No deja de ser llamativo y paradójico que su más profunda reivindicación  haya provenido de Caetano Veloso y Gilberto Gil –y por extensión, de todo el Tropicalismo–, en años de psicodelia y revoluciones políticas y sociales. Nada más antagónico de la figura y el arte de João que Los Beatles, el hippismo, las manifestaciones callejeras, el happening, el eslogan en la pared. Más allá del genio musical, Caetano Veloso ha justificado intelectualmente esa devoción y ha destacado a su coterráneo como “redentor de la lengua portuguesa, como violador de la inmovilidad social brasileña -de su inhumana y poco elegante estratificación-, como dibujante de las formas refinadas y como burlón de las estilizaciones tontas que empequeñecen esas formas”. 

El Tropicalismo ha visto en su canto y su toque y en su influjo en el jazz estadounidense una síntesis de “la cultura alta y la cultura baja”. Una cuña en una nación de tensiones insalvables cuyo presidente actual, Jair Bolsonaro, condescendió a dar las condolencias a la familia del músico porque, sí, João Gilberto “era una persona conocida”. 

Difícil separar esa “prisión, el exilio y la violencia” cotidiana que confesó a Caetano haber sufrido desde siempre, de su temperamento inasible. Murió el 6 de julio, y en las necrológicas de la semana que pasó se dijo una y otra vez que vivía en la miseria, aquejado por deudas y víctima de los conflictos que tuvo con su hija, la cantante Bebel Gilberto. Se lo reducía a un desquiciado en pijama, que es lo que mismo que reducir a Juan Carlos Onetti a un tipo que fuma y toma whisky sin salir de la cama, o a Salinger a un escritor huidizo. Es cierto que vivía recluido en su departamento de Leblón, pero unas fotos del perfil de facebook de su nieta menor Sofía lo muestran en otra dimensión. Una de ellas es la foto de un altar privado que cuidaba con fruición. Allí se ve su primer elepé, Chega de Saudade, de 1959; una serie de CDs; retratos familiares; algunas plantas en agua y, como todo bahiano, imágenes de San Jorge. Objetos mínimos que lo arropaban.

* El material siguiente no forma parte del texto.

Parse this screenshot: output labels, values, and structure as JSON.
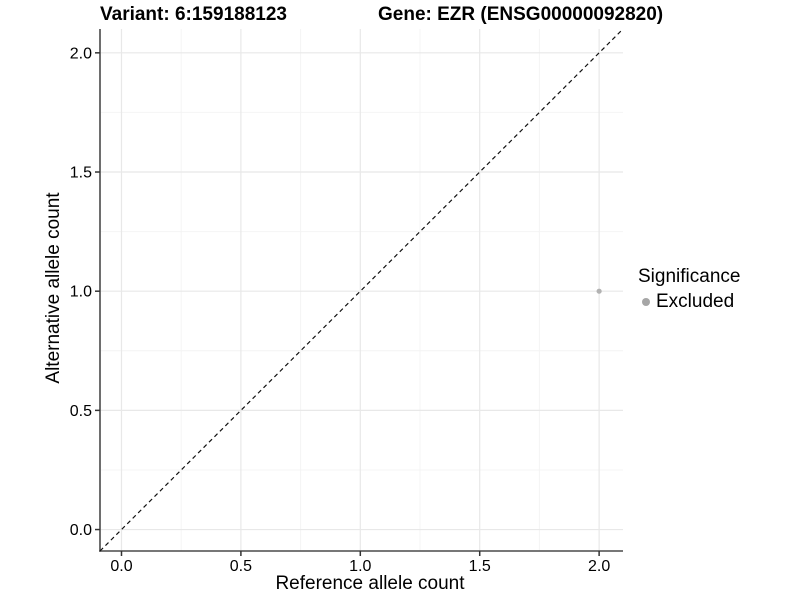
{
  "chart_data": {
    "type": "scatter",
    "title_variant": "Variant: 6:159188123",
    "title_gene": "Gene: EZR (ENSG00000092820)",
    "xlabel": "Reference allele count",
    "ylabel": "Alternative allele count",
    "xlim": [
      -0.09,
      2.1
    ],
    "ylim": [
      -0.09,
      2.1
    ],
    "x_ticks": [
      {
        "v": 0.0,
        "label": "0.0"
      },
      {
        "v": 0.5,
        "label": "0.5"
      },
      {
        "v": 1.0,
        "label": "1.0"
      },
      {
        "v": 1.5,
        "label": "1.5"
      },
      {
        "v": 2.0,
        "label": "2.0"
      }
    ],
    "y_ticks": [
      {
        "v": 0.0,
        "label": "0.0"
      },
      {
        "v": 0.5,
        "label": "0.5"
      },
      {
        "v": 1.0,
        "label": "1.0"
      },
      {
        "v": 1.5,
        "label": "1.5"
      },
      {
        "v": 2.0,
        "label": "2.0"
      }
    ],
    "minor_ticks": [
      0.25,
      0.75,
      1.25,
      1.75
    ],
    "grid": "major+minor",
    "reference_line": {
      "type": "identity",
      "style": "dashed",
      "from": [
        -0.09,
        -0.09
      ],
      "to": [
        2.1,
        2.1
      ],
      "color": "#111111"
    },
    "series": [
      {
        "name": "Excluded",
        "color": "#b2b2b2",
        "points": [
          {
            "x": 2.0,
            "y": 1.0
          }
        ]
      }
    ],
    "legend": {
      "title": "Significance",
      "position": "right",
      "items": [
        {
          "label": "Excluded",
          "color": "#a6a6a6"
        }
      ]
    },
    "colors": {
      "background": "#ffffff",
      "grid_major": "#e8e8e8",
      "grid_minor": "#f4f4f4",
      "axis_line": "#4a4a4a",
      "tick_mark": "#333333",
      "text": "#000000"
    }
  }
}
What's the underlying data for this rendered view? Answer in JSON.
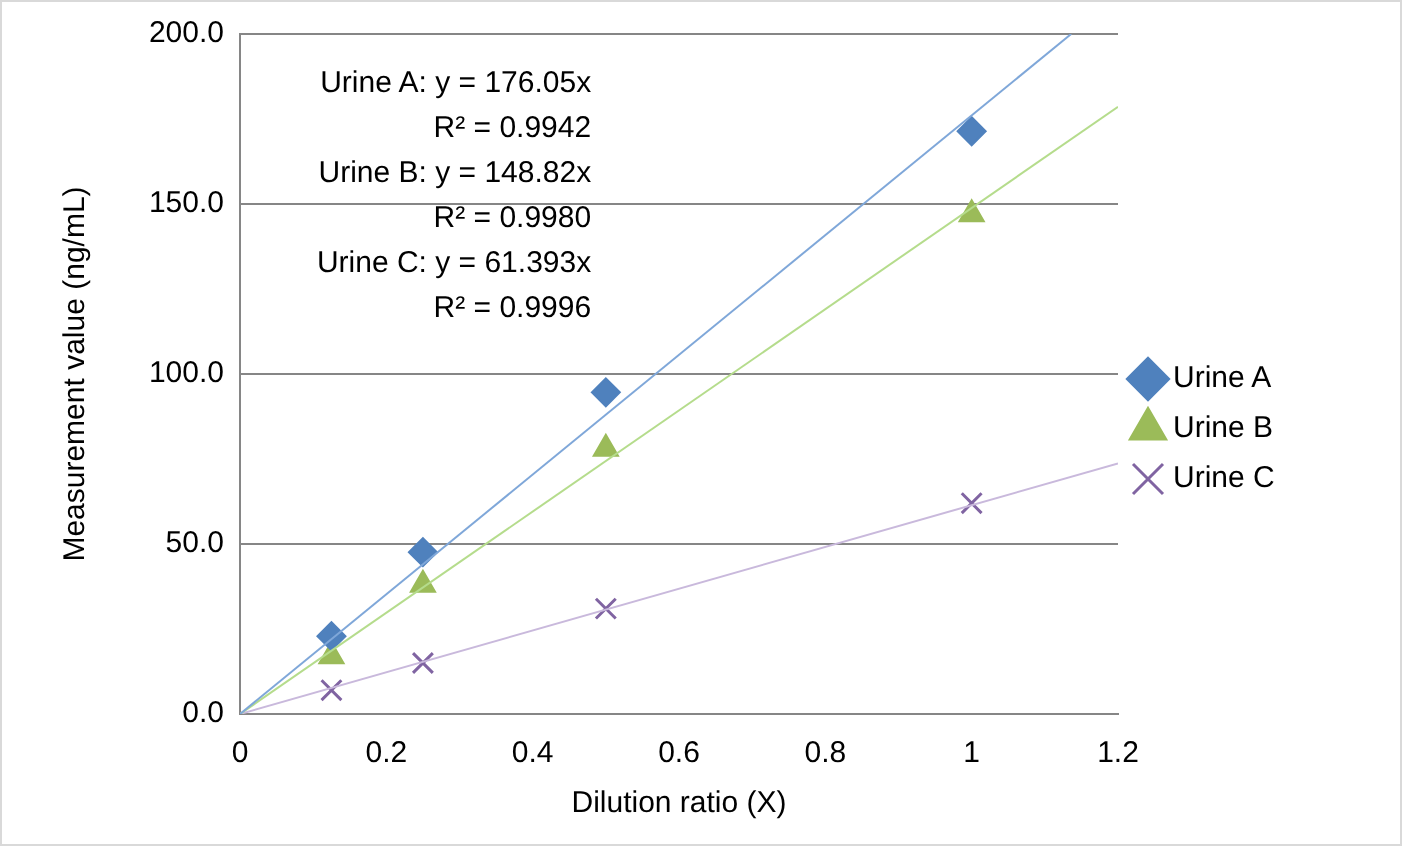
{
  "chart_data": {
    "type": "scatter",
    "xlabel": "Dilution ratio (X)",
    "ylabel": "Measurement value (ng/mL)",
    "xlim": [
      0,
      1.2
    ],
    "xticks": [
      0,
      0.2,
      0.4,
      0.6,
      0.8,
      1,
      1.2
    ],
    "ylim": [
      0,
      200
    ],
    "yticks": [
      {
        "value": 0,
        "label": "0.0"
      },
      {
        "value": 50,
        "label": "50.0"
      },
      {
        "value": 100,
        "label": "100.0"
      },
      {
        "value": 150,
        "label": "150.0"
      },
      {
        "value": 200,
        "label": "200.0"
      }
    ],
    "grid": "y",
    "legend": "right",
    "annotations": [
      "Urine A: y = 176.05x",
      "R² = 0.9942",
      "Urine B: y = 148.82x",
      "R² = 0.9980",
      "Urine C: y = 61.393x",
      "R² = 0.9996"
    ],
    "series": [
      {
        "type": "line",
        "color": "#7fa7d9",
        "x": [
          0,
          1.136
        ],
        "values": [
          0,
          200
        ],
        "marker": "none"
      },
      {
        "type": "line",
        "color": "#b5dc8c",
        "x": [
          0,
          1.2
        ],
        "values": [
          0,
          178.6
        ],
        "marker": "none"
      },
      {
        "type": "line",
        "color": "#c9b9dc",
        "x": [
          0,
          1.2
        ],
        "values": [
          0,
          73.7
        ],
        "marker": "none"
      },
      {
        "type": "scatter",
        "name": "Urine A",
        "color": "#4f81bd",
        "marker": "diamond",
        "x": [
          0.125,
          0.25,
          0.5,
          1
        ],
        "values": [
          22.9,
          47.6,
          94.6,
          171.4
        ]
      },
      {
        "type": "scatter",
        "name": "Urine B",
        "color": "#9bbb59",
        "marker": "triangle",
        "x": [
          0.125,
          0.25,
          0.5,
          1
        ],
        "values": [
          17,
          38,
          78,
          147
        ]
      },
      {
        "type": "scatter",
        "name": "Urine C",
        "color": "#8064a2",
        "marker": "cross",
        "x": [
          0.125,
          0.25,
          0.5,
          1
        ],
        "values": [
          7,
          15,
          31,
          62
        ]
      }
    ]
  }
}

La mente de un ser humano vulgar es insondable; la de un artista, también. Quedan discos y relatos como alegorías. Uno de los trabajos que muestran que su arte nunca tuvo decadencia es el disco en vivo In Tokyo, registrado en 2003. Tenia 72 años y las quince interpretadas a lo largo de más de una hora dan la sensación un poco a las maneras yupanquianas de que nunca la filosofía zen estuvo tan cerca de la canción popular. Otra historia tiene que ver con Buenos Aires, ciudad que amaba (un amor extraño, porque rara vez salía del cuarto del hotel). En una de sus memorables visitas de cambio de milenio –vino en 1997, en 1999 con Caetano y en 2001– exhibía jirones de su vulnerabilidad. Como la vez que llegó con dolores en la columna. El confesor de tanto sufrimiento fue su amigo Sergio Mihanovich, una de las pocas personas en el mundo con la que conversaba. Pidió a la producción un determinado colchón ortopédico. Todos se desvivían por complacerlo, pero ninguno de los colchones que le conseguían lo satisfacía por completo. La suite se pobló de colchones. Los iba rotando, los diferenciaba y utilizaba de acuerdo a la hora del día y a la posición en que decidía acostarse. Los apilaba prolijamente sobre las paredes: la suite del Sheraton se transformó en pocos días en una especie de galpón cinco estrellas para evacuados de alguna tragedia.

Colchones para el dolor: metáfora de los efectos existenciales que puede provocar una buena canción brasileña interpretada por un monje incorruptible, neurótico y genial.